Colorhouse paint can be found all over town. Nedd Ludd, a craft kitchen in Northeast Portland, was painted in the morning, and was open again, serving dinner to the public that very evening. Bee Local, an artisan honey company, needed a paint for their beehives with a clean formula that wouldn’t be harmful to the occupants. This inspired Colorhouse’s beeswax palette: a collection of warm, earthy yellows and tans.
They have teamed up with Pendleton, Revolution Designhouse, the Joinery, the Land of Nod, and many others. They’re always working on diversifying their color collaborations, and will soon be releasing some exclusive palettes for One King’s Lane, an online home decor company.
When creating a new color for their own line, a lot of what Puji looks at is fashion, which can help forecast color trends. She also draws inspiration from travel, and from visiting new restaurants that pop up around town. The colors are intentionally designed to be timeless backdrops for living.

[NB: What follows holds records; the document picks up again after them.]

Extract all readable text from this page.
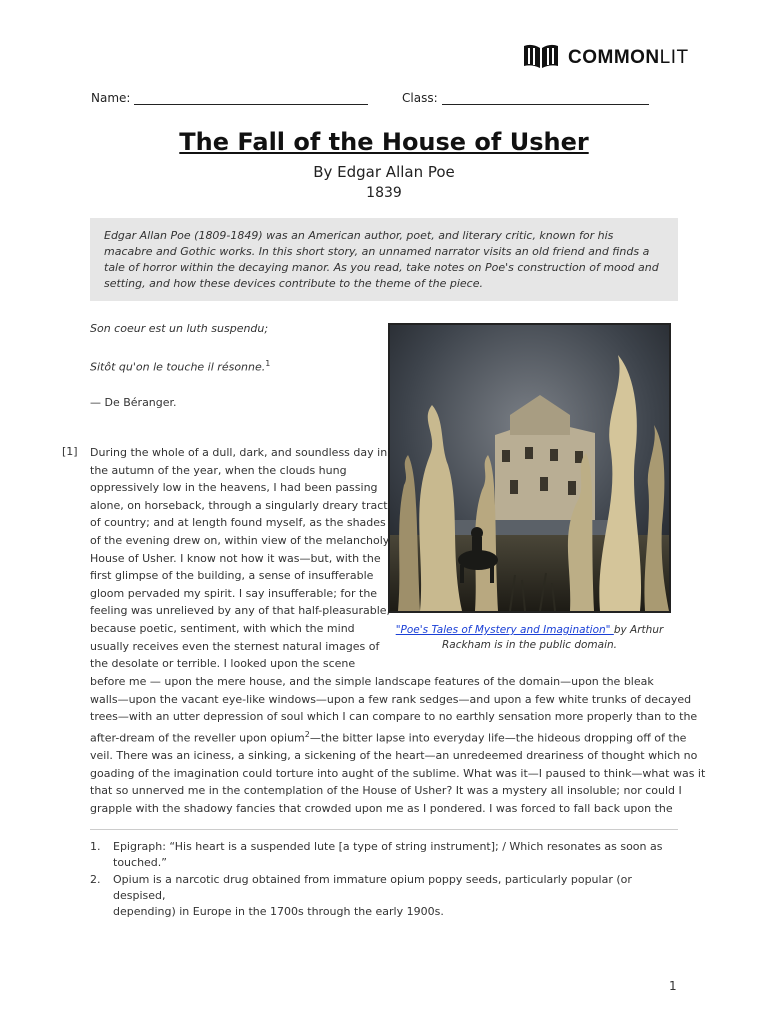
COMMONLIT
Name:	Class:
The Fall of the House of Usher
By Edgar Allan Poe
1839
Edgar Allan Poe (1809-1849) was an American author, poet, and literary critic, known for his macabre and Gothic works. In this short story, an unnamed narrator visits an old friend and finds a tale of horror within the decaying manor. As you read, take notes on Poe's construction of mood and setting, and how these devices contribute to the theme of the piece.
Son coeur est un luth suspendu;
Sitôt qu'on le touche il résonne.$^1$
— De Béranger.
"Poe's Tales of Mystery and Imagination" by Arthur
Rackham is in the public domain.
[1] During the whole of a dull, dark, and soundless day in
the autumn of the year, when the clouds hung
oppressively low in the heavens, I had been passing
alone, on horseback, through a singularly dreary tract
of country; and at length found myself, as the shades
of the evening drew on, within view of the melancholy
House of Usher. I know not how it was—but, with the
first glimpse of the building, a sense of insufferable
gloom pervaded my spirit. I say insufferable; for the
feeling was unrelieved by any of that half-pleasurable,
because poetic, sentiment, with which the mind
usually receives even the sternest natural images of
the desolate or terrible. I looked upon the scene
before me — upon the mere house, and the simple landscape features of the domain—upon the bleak
walls—upon the vacant eye-like windows—upon a few rank sedges—and upon a few white trunks of decayed
trees—with an utter depression of soul which I can compare to no earthly sensation more properly than to the
after-dream of the reveller upon opium$^2$—the bitter lapse into everyday life—the hideous dropping off of the
veil. There was an iciness, a sinking, a sickening of the heart—an unredeemed dreariness of thought which no
goading of the imagination could torture into aught of the sublime. What was it—I paused to think—what was it
that so unnerved me in the contemplation of the House of Usher? It was a mystery all insoluble; nor could I
grapple with the shadowy fancies that crowded upon me as I pondered. I was forced to fall back upon the
1. Epigraph: “His heart is a suspended lute [a type of string instrument]; / Which resonates as soon as
touched.”
2. Opium is a narcotic drug obtained from immature opium poppy seeds, particularly popular (or despised,
depending) in Europe in the 1700s through the early 1900s.
1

“We try to simplify the color choosing process, because a lot of those colors in typical paint stores don’t really look that good when they’re up on your wall.” Unlike other paint centers, the colors are curated, making the selection process less overwhelming. Puji and the Colorhouse team believe that painting a home should be fun, and have striven to remove all obstacles to that. “There’s the painting part, where if you have a low quality product, it makes that process even more painful because you’re doing so many coats. When you open up a can of Colorhouse you can really tell the difference in the quality of the product. It’s how it levels, the coverage that you get, how it flows.”
Painting a home is one of the biggest ways to transform it, and it’s also the most affordable. “We design our colors in a way that makes it so you don’t have to be afraid of adding colors. Don’t just go with the standard white everywhere. Color offers the opportunity to express yourself and your individual style. It’s a really cool creative outlet!”

In addition to its four main principles, the brand offers an accessibility that you can’t find elsewhere. Their headquarters, warehouse, and showroom share a building in Northeast Portland. Sun streams through their front window, illuminating the neatly organized paint samples in their cozy storefront. From behind a desk, Puji’s dog Goose, the vice president of morale, (favorite colorhouse shade: Thrive .03, an exact match to his tennis ball) taps his tail in lazy greeting. They do all the DIY projects and photoshoots for their website right there, in the warehouse, without hiring bloggers or influencers to do it for them. Colorhouse is a company made for (and by) passionate people, who together are making the world more colorful, and less volatile.
“We are inspired by color and creativity and we want to share that,” Puji says. “And I think that that translates to people.”